By calling the constructor, we can imagine the result as a ring, where the keys are evenly spaced around the circle based on their values, ensuring load balancing.

                        (server 1-0)
                            18352...
        (server 1-1)                   (server 2-0)
            14873...                   18441...

(server 2-2)                                    (server 3-0)
    10843...                                    36001...

        (server 3-1)                   (server 1-2)
            68568...                   15055...
                        (server 3-2)
                            22285...

Assignment

For the last part, request assignment, we need to assign each incoming request to a server in the ring. When we receive a request, we create a new hash. This hash for sure will not be exactly the same as the ones in our ring, but it will be close to one of the server hashes in the ring.

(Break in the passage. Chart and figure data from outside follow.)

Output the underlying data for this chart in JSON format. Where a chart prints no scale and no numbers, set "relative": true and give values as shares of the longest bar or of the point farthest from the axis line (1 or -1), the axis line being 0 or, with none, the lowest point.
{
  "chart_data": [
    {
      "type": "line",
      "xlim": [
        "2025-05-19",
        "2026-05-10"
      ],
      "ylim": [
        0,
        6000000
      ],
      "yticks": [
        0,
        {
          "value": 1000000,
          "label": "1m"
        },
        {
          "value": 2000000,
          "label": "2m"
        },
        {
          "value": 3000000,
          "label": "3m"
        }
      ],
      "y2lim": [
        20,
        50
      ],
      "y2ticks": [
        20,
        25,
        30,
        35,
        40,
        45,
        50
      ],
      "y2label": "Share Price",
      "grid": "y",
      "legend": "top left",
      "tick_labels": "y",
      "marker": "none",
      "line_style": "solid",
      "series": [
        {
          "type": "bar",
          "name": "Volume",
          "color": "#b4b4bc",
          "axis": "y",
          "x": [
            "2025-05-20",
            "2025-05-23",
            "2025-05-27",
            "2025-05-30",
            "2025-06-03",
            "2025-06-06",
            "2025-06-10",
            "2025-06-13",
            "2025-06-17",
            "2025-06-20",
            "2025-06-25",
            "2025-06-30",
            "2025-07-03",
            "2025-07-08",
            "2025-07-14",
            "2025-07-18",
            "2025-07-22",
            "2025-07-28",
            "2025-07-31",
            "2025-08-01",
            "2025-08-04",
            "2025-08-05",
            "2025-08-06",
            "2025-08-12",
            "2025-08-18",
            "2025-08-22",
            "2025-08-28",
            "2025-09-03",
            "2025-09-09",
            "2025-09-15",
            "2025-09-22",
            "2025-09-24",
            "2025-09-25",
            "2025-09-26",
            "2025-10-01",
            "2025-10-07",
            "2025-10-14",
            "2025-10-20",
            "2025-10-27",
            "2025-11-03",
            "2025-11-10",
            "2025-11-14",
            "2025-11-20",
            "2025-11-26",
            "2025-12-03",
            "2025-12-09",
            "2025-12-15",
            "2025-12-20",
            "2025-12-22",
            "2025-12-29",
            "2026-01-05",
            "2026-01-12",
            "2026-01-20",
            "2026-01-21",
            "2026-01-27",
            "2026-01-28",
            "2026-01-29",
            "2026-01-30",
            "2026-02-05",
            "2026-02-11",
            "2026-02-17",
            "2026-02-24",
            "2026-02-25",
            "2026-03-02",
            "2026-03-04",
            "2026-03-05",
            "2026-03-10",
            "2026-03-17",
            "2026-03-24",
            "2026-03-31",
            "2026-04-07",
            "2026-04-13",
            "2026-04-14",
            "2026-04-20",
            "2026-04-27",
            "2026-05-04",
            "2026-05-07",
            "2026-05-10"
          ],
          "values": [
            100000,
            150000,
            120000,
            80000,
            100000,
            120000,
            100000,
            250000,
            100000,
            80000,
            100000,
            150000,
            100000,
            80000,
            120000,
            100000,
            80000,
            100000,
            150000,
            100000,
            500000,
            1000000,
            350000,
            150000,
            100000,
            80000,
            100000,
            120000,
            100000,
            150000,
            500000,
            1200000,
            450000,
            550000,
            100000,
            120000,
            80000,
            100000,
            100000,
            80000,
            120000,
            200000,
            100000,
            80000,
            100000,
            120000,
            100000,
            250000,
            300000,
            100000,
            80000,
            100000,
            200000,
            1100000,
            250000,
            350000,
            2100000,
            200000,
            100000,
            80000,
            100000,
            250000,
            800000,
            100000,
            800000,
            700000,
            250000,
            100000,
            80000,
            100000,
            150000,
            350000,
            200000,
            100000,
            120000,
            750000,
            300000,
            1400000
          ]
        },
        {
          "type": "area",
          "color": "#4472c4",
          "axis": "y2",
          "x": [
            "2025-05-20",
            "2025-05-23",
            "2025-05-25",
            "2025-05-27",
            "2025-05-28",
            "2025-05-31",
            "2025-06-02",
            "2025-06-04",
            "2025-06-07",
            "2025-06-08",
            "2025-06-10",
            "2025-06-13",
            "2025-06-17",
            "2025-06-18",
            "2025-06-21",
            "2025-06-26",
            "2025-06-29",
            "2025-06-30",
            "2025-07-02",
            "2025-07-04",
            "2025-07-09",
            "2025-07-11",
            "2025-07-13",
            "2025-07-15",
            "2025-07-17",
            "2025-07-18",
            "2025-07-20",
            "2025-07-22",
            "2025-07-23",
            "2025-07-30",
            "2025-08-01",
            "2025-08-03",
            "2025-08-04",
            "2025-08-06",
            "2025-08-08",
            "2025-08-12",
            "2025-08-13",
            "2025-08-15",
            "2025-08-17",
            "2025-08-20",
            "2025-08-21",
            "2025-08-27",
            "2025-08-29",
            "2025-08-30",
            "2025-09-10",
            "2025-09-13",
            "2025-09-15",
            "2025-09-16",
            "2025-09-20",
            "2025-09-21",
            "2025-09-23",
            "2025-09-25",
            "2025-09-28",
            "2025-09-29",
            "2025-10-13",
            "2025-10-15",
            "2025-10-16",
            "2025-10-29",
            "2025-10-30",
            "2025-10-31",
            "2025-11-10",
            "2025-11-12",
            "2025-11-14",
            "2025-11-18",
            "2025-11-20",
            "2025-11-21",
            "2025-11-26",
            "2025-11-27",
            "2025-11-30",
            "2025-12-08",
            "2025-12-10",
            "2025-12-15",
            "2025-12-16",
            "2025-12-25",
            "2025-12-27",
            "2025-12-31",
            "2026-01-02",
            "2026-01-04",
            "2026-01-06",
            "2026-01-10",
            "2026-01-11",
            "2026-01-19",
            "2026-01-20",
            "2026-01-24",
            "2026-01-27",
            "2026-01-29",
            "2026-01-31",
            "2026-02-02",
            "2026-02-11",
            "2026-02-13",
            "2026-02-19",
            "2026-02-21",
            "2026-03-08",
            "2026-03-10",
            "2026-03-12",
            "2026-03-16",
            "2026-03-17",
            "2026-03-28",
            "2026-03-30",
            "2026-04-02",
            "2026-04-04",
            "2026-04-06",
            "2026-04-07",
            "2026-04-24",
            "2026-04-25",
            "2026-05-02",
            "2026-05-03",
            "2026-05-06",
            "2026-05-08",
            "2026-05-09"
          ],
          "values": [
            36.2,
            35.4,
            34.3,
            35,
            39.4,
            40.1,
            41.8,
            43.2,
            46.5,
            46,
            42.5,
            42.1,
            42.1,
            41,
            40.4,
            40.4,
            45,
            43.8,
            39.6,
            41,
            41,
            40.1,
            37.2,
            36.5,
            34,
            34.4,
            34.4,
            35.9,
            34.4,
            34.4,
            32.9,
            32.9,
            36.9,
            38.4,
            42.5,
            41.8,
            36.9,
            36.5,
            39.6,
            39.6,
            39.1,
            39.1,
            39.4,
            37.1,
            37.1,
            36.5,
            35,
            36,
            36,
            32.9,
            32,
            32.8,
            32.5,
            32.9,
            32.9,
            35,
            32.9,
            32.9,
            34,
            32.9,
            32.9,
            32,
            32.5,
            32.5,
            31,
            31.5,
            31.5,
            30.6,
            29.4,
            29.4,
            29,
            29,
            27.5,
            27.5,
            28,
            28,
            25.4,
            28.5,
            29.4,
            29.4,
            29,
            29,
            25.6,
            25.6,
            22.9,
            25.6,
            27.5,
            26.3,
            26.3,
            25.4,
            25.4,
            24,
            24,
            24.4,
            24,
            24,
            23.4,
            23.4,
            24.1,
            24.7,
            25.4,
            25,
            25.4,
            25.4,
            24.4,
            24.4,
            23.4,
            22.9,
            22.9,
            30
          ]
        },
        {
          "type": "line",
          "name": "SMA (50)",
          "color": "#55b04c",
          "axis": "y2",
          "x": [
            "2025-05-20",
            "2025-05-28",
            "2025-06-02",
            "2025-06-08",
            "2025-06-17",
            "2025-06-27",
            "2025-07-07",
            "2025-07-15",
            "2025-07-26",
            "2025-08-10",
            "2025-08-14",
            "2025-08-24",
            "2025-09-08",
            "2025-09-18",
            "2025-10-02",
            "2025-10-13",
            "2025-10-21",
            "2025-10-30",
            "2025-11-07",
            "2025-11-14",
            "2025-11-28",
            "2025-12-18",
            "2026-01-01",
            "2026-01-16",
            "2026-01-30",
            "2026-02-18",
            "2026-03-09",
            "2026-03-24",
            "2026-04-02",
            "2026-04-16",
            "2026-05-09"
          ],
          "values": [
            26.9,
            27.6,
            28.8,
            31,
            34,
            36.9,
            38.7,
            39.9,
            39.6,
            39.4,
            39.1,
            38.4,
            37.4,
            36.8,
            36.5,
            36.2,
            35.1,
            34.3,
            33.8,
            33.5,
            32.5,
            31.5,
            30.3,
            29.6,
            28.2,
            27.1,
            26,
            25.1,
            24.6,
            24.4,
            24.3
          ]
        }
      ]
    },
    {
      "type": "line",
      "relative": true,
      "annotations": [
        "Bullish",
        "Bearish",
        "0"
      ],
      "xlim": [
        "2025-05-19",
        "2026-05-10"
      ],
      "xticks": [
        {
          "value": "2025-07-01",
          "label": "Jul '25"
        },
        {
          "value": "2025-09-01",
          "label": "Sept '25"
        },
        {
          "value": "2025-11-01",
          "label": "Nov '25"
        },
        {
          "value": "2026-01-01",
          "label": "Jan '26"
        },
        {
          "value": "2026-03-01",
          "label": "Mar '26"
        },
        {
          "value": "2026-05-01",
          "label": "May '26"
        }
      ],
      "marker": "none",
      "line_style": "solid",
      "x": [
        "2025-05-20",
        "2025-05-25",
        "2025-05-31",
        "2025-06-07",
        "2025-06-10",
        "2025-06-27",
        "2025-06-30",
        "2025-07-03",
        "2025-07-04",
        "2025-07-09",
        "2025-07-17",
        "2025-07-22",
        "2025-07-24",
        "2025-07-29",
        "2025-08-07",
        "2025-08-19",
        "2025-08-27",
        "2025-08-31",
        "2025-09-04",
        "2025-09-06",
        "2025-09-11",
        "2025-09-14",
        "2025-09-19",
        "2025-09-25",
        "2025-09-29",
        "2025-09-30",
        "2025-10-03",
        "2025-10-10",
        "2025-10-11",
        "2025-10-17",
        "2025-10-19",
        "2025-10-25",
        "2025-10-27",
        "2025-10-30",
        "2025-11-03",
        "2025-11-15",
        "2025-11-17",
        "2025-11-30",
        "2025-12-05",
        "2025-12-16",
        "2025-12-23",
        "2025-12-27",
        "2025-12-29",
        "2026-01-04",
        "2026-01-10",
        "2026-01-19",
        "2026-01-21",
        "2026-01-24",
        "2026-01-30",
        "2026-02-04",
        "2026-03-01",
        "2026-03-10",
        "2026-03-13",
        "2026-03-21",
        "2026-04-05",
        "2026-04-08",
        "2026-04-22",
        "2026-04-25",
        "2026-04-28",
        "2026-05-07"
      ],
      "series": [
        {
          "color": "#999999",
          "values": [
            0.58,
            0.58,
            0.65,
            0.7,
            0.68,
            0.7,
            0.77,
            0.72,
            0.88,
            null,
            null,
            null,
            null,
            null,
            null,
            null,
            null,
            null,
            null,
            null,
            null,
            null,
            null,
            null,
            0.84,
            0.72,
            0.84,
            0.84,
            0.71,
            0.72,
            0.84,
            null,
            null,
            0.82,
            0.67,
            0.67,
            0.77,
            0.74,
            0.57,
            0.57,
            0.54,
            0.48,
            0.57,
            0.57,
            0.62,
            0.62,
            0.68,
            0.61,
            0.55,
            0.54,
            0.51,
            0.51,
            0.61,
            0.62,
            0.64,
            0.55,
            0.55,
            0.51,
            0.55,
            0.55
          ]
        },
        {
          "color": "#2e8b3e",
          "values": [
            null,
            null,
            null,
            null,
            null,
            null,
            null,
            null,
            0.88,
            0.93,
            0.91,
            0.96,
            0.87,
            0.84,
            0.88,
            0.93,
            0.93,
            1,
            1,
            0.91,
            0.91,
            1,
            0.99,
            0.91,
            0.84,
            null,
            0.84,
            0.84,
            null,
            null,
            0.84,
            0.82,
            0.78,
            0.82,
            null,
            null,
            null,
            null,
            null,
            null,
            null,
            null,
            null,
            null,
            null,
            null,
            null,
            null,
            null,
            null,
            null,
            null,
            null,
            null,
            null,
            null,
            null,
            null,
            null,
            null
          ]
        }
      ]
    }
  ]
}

Let’s create a new function to get the server for an incoming request.

// [...]

impl ConsistentHashing {
    // [...]

    async fn get_server_for_request(&self, request: &str) -> Option<Arc<Server>> {
        let hash_value = calculate_hash(request);
        let servers = self.ring.range(hash_value..).chain(self.ring.range(..hash_value));

        for (_, server) in servers {
            if server.is_active().await {
                return Some(server.clone());
            }
        }

        None
    }
}

The hash_value variable is the new value, which tells us where to start looking for servers. Since we're working with a ring, we use "chain" to combine the ranges and avoid issues when the hash falls near the end of the ring.

For example, if the servers are positioned at [100, 300, 500, 800, 1000] and the request hash value is 600, the first part of the search will cover [800, 1000], and we chain it to [100, 300, 500]. This way, we ensure that all servers are checked in the correct clockwise order around the ring.

Finally, we can create the fake request in the main function and test it:

#[tokio::main]
async fn main() {
    // [...]

    let mut requests = vec![];
    for i in 0..100 {
        requests.push(format!("Request {i}"));
    }

    for request in requests {
        let consistent_hashing_clone = Arc::clone(&consistent_hashing);

        tokio::spawn(async move {
            match consistent_hashing_clone
                .get_server_for_request(&request)
                .await
            {
                Some(server) => println!("{request} handle by server {}", server.id),
                None => panic!("No server available for {request}"),
            }
        });

        sleep(Duration::from_secs(1)).await;
    }
}

And the result could look something like this:

Server 3 is down
Request 0 handle by server 1
Request 1 handle by server 2
Request 2 handle by server 2
Server 1 is down
Request 3 handle by server 2
Server 3 is back up
Request 4 handle by server 2
Request 5 handle by server 3

If a server is down, other servers will handle the request. Nice!